A lot of American children’s films are all about friendship and being yourself. The movies hold your hand and soothe your kids with familiar voices and hypnotizing madcap action.

Only Japan’s Studio Ghibli tosses kids into the dangerous world and exposes them to a lonely, often painful existence before showing them the magic within. “The Secret World of Arrietty” is a touching, but tough children’s film about survival, self-sufficiency and looking the fear of the world right in the face.

After beloved masterpieces like “Grave of the Fireflies” and at least a dozen great ones over the last few years by Hayao Miyazaki, Disney has swept up the distribution of the studio’s output and redubbed their films with American actors so that even obscure animes like “The Secret World of Arrietty” can be seen widely.

But a fair warning to parents: the film is shockingly bleak at times. Fox News should be less worried about the film’s supposed parallels to the 99 percenters and more concerned about how a naïve child will deal with the images of feeling small and insignificant in the eyes of the world around you.

This is a daily problem for 14-year-old Arrietty (Bridget Mendler) and her family of Borrowers, little people who live beneath a house and survive on small resources the humans will barely notice are gone. She and her parents may be the only Borrowers left alive, and in such a constantly dangerous world, their philosophy is to take only what they need to survive.

How many children’s films would impose a survival instinct in its characters and create a fear of the broader world? One of the film’s most powerful moments shows an unseen hand decimating the Borrowers home.

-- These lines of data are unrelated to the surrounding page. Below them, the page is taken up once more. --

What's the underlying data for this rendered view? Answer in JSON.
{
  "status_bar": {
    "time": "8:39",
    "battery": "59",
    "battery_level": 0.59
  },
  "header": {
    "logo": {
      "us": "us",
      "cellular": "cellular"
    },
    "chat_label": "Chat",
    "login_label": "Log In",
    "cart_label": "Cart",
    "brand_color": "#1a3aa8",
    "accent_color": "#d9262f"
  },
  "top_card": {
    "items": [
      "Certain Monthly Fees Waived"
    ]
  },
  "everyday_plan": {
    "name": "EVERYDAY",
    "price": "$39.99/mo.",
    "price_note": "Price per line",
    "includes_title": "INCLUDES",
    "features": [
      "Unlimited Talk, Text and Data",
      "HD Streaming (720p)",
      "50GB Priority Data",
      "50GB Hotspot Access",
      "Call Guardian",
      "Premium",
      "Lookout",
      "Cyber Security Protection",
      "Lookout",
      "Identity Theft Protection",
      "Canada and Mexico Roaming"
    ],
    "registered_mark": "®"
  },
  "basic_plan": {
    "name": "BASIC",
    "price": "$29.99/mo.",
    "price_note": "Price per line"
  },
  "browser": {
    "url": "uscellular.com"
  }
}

In reality, it’s a small-scale event that feels massive and terrifying because of how well director Hiromasa Yonebayashi creates a great sense of scope.

Arrietty and her father Pod (Will Arnett) move around the house in ingeniously acrobatic ways, using staples and nails as stepping-stones, wielding pins as swords and grappling with hooks made of paper clips. Studio Ghibli can narrate these music driven spectacles with stunning ease, as images of scurrying legs and figures rocketing through tunnels resemble some of the more stunning moments of “Spirited Away.”

If there’s a problem with the film, it’s that it can get awfully twisted as it reaches its climactic moments. The home’s maid, Hara (Carol Burnett), almost sadistically captures one of the Borrowers as the human family’s son lays deathly ill in bed. “The Secret World of Arrietty’s” world outlook is surprisingly bleak, and it doesn’t shy away from a sad goodbye of an ending either.

Regardless, this is one of the more colorful and inventive films of the year so far. It’s a touching taste of Japanese philosophy made readily available to mainstream American audiences.